Ajeti, a reporter for the Albanian-language daily Bota Sot (World Today), is now in a coma. Ajeti, 28, was driving from Kosovo’s capital of Pristina to the eastern Kosovo town of Gnjilane when at least one attacker shot at him from another car, according to the Kosova Journalists’ Association, a local union.
Police spokesman Refki Morina said Saturday that Ajeti was shot in the head from a close range, but did not identify any possible motives, according to The Associated Press.

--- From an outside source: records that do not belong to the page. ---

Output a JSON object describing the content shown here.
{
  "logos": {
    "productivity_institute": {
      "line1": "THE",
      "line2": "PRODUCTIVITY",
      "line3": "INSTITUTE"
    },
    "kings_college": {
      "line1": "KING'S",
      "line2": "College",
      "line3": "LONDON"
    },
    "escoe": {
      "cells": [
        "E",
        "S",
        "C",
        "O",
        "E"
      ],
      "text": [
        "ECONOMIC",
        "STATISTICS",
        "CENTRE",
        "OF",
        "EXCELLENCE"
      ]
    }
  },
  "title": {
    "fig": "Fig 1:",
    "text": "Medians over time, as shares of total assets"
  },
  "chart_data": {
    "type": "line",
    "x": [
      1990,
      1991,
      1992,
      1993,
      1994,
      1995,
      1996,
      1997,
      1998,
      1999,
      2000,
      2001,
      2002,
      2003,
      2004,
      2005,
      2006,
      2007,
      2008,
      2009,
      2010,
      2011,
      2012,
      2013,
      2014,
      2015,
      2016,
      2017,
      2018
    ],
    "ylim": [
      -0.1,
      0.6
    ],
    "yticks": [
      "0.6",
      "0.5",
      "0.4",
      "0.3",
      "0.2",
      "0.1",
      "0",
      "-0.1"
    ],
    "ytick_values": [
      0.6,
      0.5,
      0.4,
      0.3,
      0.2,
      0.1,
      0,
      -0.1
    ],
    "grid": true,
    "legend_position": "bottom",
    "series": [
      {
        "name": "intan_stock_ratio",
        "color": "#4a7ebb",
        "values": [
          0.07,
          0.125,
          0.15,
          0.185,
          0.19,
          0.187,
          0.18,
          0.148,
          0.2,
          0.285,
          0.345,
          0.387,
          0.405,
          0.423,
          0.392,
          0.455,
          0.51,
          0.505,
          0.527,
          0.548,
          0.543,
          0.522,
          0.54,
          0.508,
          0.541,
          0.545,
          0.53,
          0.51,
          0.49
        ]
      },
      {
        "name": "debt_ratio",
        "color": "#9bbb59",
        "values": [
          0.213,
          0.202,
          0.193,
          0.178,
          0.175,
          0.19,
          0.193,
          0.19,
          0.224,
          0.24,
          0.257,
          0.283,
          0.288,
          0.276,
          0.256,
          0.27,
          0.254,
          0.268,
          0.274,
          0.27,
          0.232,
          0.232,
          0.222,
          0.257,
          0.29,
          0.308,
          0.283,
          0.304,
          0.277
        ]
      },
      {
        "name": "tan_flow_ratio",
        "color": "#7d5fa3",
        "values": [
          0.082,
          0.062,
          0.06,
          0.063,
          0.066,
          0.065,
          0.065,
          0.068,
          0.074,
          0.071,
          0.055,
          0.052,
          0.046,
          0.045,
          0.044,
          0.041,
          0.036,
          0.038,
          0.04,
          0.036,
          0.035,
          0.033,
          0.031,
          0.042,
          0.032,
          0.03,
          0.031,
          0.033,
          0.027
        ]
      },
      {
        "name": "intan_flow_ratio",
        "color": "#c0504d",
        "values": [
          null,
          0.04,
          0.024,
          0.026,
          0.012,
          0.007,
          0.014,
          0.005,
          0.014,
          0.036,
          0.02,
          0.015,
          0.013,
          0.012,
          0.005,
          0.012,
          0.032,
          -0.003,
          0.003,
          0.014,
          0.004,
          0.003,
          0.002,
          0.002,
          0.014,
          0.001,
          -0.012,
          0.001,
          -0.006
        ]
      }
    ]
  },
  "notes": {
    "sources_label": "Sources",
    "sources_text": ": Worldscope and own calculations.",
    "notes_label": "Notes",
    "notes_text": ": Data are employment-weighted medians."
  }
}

Baton Haxhiu, President of the Kosova Journalists’ Association, told CPJ in a telephone interview today that Ajeti wrote daily editorials for Bota Sot, which is allied with the governing Democratic League of Kosovo (LDK) party. He often criticized opposition party figures in his editorials, Haxhiu told CPJ.
CPJ is investigating whether the attack on Ajeti is connected to his journalism work.
“We are very concerned about Bardhyl Ajeti, who is in critical condition and fighting for his life,” CPJ Executive Director Ann Cooper said. “We call on the U.N. police in Kosovo to investigate this case aggressively and bring those responsible to justice.”
Bota Sot journalists have been threatened and attacked in the past. Reporter Bekim Kastrati was shot and murdered in a drive-by shooting in October 2001.
The predominantly ethnic Albanian province of Kosovo is legally part of Serbia and Montenegro, but has been run by a temporary U.N. administration since June 1999.